The UK is already hurtling towards recession, as last quarter’s parliamentary paralysis prompted zero growth is now to be complimented by enormous supply chain issues, a global halt to travelling, and a workforce that is soon to be largely confined to places other than work.

It beggars belief that this was the backdrop to which it appeared to be claimed that mythical economic growth would allow (non-coronavirus related) government spending to eek within his fiscal limits. This is pure fantasy economics. Not that this country’s useless Loyal Opposition raised that point at all.

It fell to former Chancellor Sajid Javid to stand up for fiscal responsibility from the back benches, taking on the role of that friend who lets his mates know when they’ve had too much on a night out. Saj gently suggested to our spend-happy government that they can’t go on like this. His statement emphasised that “the fiscal rules that we set out in our manifesto are important. Sticking to those rules in normal times is what separates us from the parties opposite.”
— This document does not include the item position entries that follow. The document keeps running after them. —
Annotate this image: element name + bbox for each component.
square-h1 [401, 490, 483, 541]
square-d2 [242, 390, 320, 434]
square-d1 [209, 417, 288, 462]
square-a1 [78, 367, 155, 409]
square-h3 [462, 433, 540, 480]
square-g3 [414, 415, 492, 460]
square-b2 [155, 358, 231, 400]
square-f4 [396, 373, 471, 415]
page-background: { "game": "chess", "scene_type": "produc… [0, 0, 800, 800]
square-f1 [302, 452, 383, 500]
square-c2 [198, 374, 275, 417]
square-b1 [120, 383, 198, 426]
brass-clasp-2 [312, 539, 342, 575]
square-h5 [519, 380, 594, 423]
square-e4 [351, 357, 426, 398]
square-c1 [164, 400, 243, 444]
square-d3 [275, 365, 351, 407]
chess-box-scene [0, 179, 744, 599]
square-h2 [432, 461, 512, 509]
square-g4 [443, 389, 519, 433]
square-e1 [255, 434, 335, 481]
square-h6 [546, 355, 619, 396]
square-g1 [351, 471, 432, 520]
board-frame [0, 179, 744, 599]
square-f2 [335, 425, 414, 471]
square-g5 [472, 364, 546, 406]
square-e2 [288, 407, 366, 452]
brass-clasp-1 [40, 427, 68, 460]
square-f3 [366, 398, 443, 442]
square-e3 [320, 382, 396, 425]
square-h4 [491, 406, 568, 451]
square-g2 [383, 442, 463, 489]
He is right. Whilst coronavirus changed the context of this budget, there were deeply worrying signs that future statements from this Chancellor will find yet more excuses to wave fiscal discipline out the window. 

A fresh faced Rishi Sunak delivered a speech in response to Osborne’s 2015 Budget in which he stood against profligacy, tax, and debt. Younger Rishi stood up for the next generation who will be burdened by such a policy, and championed the importance of a government that lives within its means: “No more spiralling debt at the taxpayer’s expense. No more passing the debt to the next generation… For too long, Governments have got that back to front, spending first, ignoring how much is coming in, then letting borrowing endlessly make up the difference.”

Next time he should follow his own advice.

Tom Harwood is an award-winning journalist and commentator. Follow him on twitter: @tomhfh

1 Comment

Jag Patel · March 17, 2020 at 8:34 am

What is clear from the Chancellor’s budget is that those who have been arguing for money to be borrowed by the government, at a time when interest rates are a record low, and spent on infrastructure projects have won out.

Of course, such a move is a great idea so long as this borrowed money is paid back over the next several years.

But the fact of the matter is that it will simply be added to the burgeoning national debt (currently at £1800bn and set to rise exponentially) and only paid-off during the lifetime of today’s millennials, their children and grandchildren – thereby transferring the burden onto future generations. It is morally wrong to foist debt onto citizens who are not yet born and force them to pay the price for the irresponsible behaviour and excesses of those in charge of public policy today.

It is not so much hesitancy on the part of the governing elite that has been stalling decisions on key infrastructure projects hitherto, but a lack of confidence in the ability of civil servants to agree taut commercial contracts with private sector players which will secure best value for money over the long term.

Notwithstanding the vast array of upskilling programmes put in place by conservative governments over the last 10 years to elevate the skills and capabilities of its technical and commercial staff in Whitehall, the reality is that they are still woefully ill-equipped to deal with the private sector, not least, because they have not spent a single day of their lives in the private sector – and yet, they have been put in charge of spending taxpayers’ money to the tune of £284bn per year to buy goods, services and labour from the private sector.

Which means that they are at risk of being duped into spending taxpayers’ money on poorly conceived projects – only for this to come to light many years later, when some Select Committee of the House of Commons produces a report on its findings.

Additionally, there is concern in some quarters that government/industry forums which are the formal mechanisms for discussing these sorts of issues will be hijacked by those with superior negotiating skills like big business, to swing spending decisions in their favour – at the expense of other groups like small and medium-sized enterprises, who are seen as the lifeblood of the UK economy and should rightly be given equal access to publicly-funded contracts.